Ständige Lärmbelästigung beeinträchtigt die Lebensqualität und kann sogar krank machen. Tagsüber wird Lärm oft ausgelöst durch das ständige Klingeln des Telefons am Arbeitsplatz, durch den Straßenverkehr und dann kommt oft noch der Krach vom Straßenverkehr dazu. Da wünscht sich jeder nach einem anstrengenden Tag am Abend zuhause ein bisschen Ruhe.

Somit gewinnen Lärmschutz und Schalldämmung im privaten Wohnbereich immer mehr an Bedeutung.

Was lässt sich leicht umsetzen, um der Belastung durch Lärm entgegenzuwirken?

Lärmschutz schon beim Hausbau mit einplanen

Um das Zuhause vor Geräuschen aus der unmittelbaren Umgebung zu schützen, gibt es verschiedene Möglichkeiten. Fenster mit Schallschutz, dickere Wände mit Schalldämmung oder der Fußboden mit Trittschalldämmung können Lärm abschirmen.

Lärmschutz lässt sich auch nachträglich nachrüsten. Leider ist dies oft kostenintensiver, als wenn es gleich von Anfang an mit eingeplant wird.

Die richtige Schalldämmung an Wänden

Die Bausubstanz der Außenwände hat starke Auswirkungen auf die Geräuschkulisse im inneren Wohnbereich. Grundsätzlich kommt es beim Schallschutz auf die Masse der verwendeten Baustoffe an. So lassen schwere Materialien weniger Lärm durchdringen. Gut eignen sich dazu Beton, Kalksandstein und Tonziegel.

Zudem eignen sich Wände mit biegeweichen Vorsatzschalen gut für den Lärmschutz. Dabei wird eine weitere Wand vor die Massivwand montiert, wodurch die Luftschalldämmung erheblich verbessert werden kann. In diesem Zusammenhang stellt sich oft die Frage, auf welcher Seite der Massivwand die Vorsatzschale angebracht werden sollte.

Fußböden mit Trittschalldämmung

Nicht nur bei den Wänden lohnt es sich in den Lärmschutz zu investieren, sondern auch bei den Fußböden. Das ist insbesondere in Mehrfamilienhäusern interessant, da sich mit einer Trittschalldämmung die Schrittgeräusche in den darunterliegenden Wohnungen reduzieren.
Zur Dämmung sind Materialien wie Holzfaser, Kork oder Kunststoff gut geeignet . Wichtig ist allerdings, auf den Bodenbelag oder Besonderheiten wie Fußbodenheizung zu achten, da nicht alle Materialien geeignet sind.

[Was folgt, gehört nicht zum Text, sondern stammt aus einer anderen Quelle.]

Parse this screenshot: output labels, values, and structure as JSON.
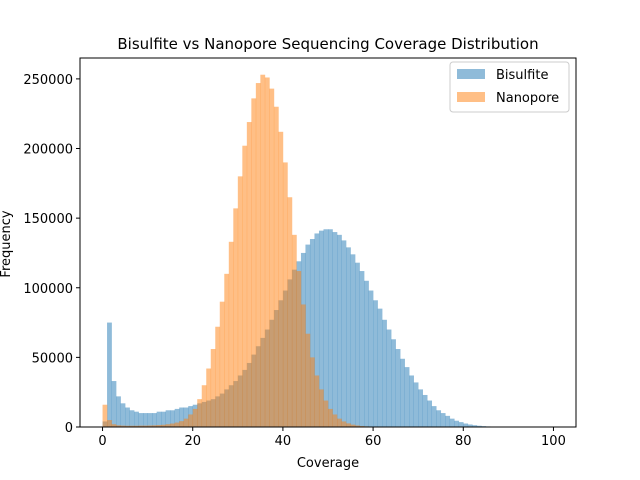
{
  "chart_data": {
    "type": "histogram",
    "title": "Bisulfite vs Nanopore Sequencing Coverage Distribution",
    "xlabel": "Coverage",
    "ylabel": "Frequency",
    "xlim": [
      -5,
      105
    ],
    "ylim": [
      0,
      265000
    ],
    "x_ticks": [
      0,
      20,
      40,
      60,
      80,
      100
    ],
    "y_ticks": [
      0,
      50000,
      100000,
      150000,
      200000,
      250000
    ],
    "legend_position": "top-right",
    "grid": false,
    "series": [
      {
        "name": "Bisulfite",
        "color": "#1f77b4",
        "alpha": 0.5,
        "bin_width": 1,
        "x_start": 0,
        "values": [
          4000,
          75000,
          33000,
          22000,
          17000,
          14000,
          12000,
          11000,
          10000,
          10000,
          10000,
          10000,
          11000,
          11000,
          12000,
          12000,
          13000,
          14000,
          14000,
          15000,
          16000,
          17000,
          18000,
          19000,
          20000,
          22000,
          24000,
          27000,
          30000,
          33000,
          37000,
          41000,
          46000,
          52000,
          58000,
          64000,
          70000,
          77000,
          84000,
          91000,
          98000,
          106000,
          113000,
          119000,
          125000,
          131000,
          135000,
          139000,
          141000,
          142000,
          142000,
          140000,
          138000,
          134000,
          129000,
          124000,
          118000,
          112000,
          105000,
          98000,
          91000,
          85000,
          77000,
          70000,
          63000,
          56000,
          49000,
          43000,
          37000,
          32000,
          27000,
          23000,
          19000,
          15000,
          12000,
          10000,
          8000,
          6000,
          4500,
          3500,
          2500,
          1800,
          1300,
          900,
          600,
          400,
          300,
          200,
          130,
          80,
          50,
          30,
          20,
          10,
          0,
          0,
          0,
          0,
          0,
          0
        ]
      },
      {
        "name": "Nanopore",
        "color": "#ff7f0e",
        "alpha": 0.5,
        "bin_width": 1,
        "x_start": 0,
        "values": [
          16000,
          5000,
          2000,
          1200,
          1000,
          900,
          900,
          900,
          1000,
          1000,
          1100,
          1200,
          1400,
          1600,
          2000,
          2500,
          3200,
          4200,
          6000,
          9000,
          13000,
          20000,
          30000,
          42000,
          56000,
          72000,
          90000,
          110000,
          133000,
          157000,
          180000,
          202000,
          219000,
          236000,
          247000,
          253000,
          251000,
          243000,
          230000,
          212000,
          190000,
          165000,
          138000,
          112000,
          88000,
          67000,
          50000,
          37000,
          27000,
          19000,
          13000,
          9000,
          6000,
          4000,
          2600,
          1700,
          1100,
          700,
          450,
          300,
          200,
          130,
          80,
          50,
          30,
          20,
          10,
          5,
          0,
          0,
          0,
          0,
          0,
          0,
          0,
          0,
          0,
          0,
          0,
          0,
          0,
          0,
          0,
          0,
          0,
          0,
          0,
          0,
          0,
          0,
          0,
          0,
          0,
          0,
          0,
          0,
          0,
          0,
          0,
          0,
          0
        ]
      }
    ]
  }
}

Auch die Zimmerdecke mit einbeziehen

Der Lärm lässt sich auch nach oben minimieren. Mit einer schallgeschützten Decke kann man sich gut gegen Lärm aus den oberen Wohnungen schützen. Zum Beispiel kann eine abgehängte Decke im Trockenbau als Zwischendecke angebracht werden, wobei Trockenbauplatten unter der eigentlichen Zimmerdecke angebracht werden. Eine weitere Möglichkeit den Schall bei einer Decke zu minimieren, ist eine Estrichdämmung.

Kombiniert mit einer Trittschalldämmung lassen sich durch die Schalldämmung einer Decke Geräusche aus anderen Stockwerken gut einschränken.

Durch Fenster und Haustür oder Wohnungstür den Lärm aussperren

Einen effektiven Schutz vor Außenlärm geben Schallschutzfenster und Schallschutztüren. Das kann sehr gut auch nachgerüstet werden. An stark befahrenen Straßen, in belebten Gegenden oder in Mehrfamilienhäusern kann eine solche Investition äußerst lohnenswert sein.

Inwieweit die Fenster Geräusche abhalten, hängt insbesondere von der Schallschutzklasse ab. Eine hohe Schallschutzklasse sorgt somit für einen besseren Schutz als eine niedrigere.

Bei den Türen verhält es sich ähnlich. Der Lärm lässt sich quasi „aussperren“ oder bei geräuschintensiven Zimmern drinnen halten. Auch hier gilt, je höher die Schallschutzklasse der Tür, desto besser ist der Schutz.

Ruhe und Entspannung im Garten

So gut man sein Haus oder seine Wohnung gegen Lärm geschützt hat, die Schallschutzmaßnahmen greifen meist nur in den Innenräumen. Aber um in der Freizeit oder am Feierabend richtig entspannen zu können, wünscht man sich auch im Garten oder auf der Terrasse ein bisschen Ruhe. Da ist es wesentlich schwieriger, den Lärm vom Straßenverkehr oder aus der Nachbarschaft einzuschränken. Helfen kann da eine Lärmschutzwand, die auch zusätzlich als Sichtschutz dient.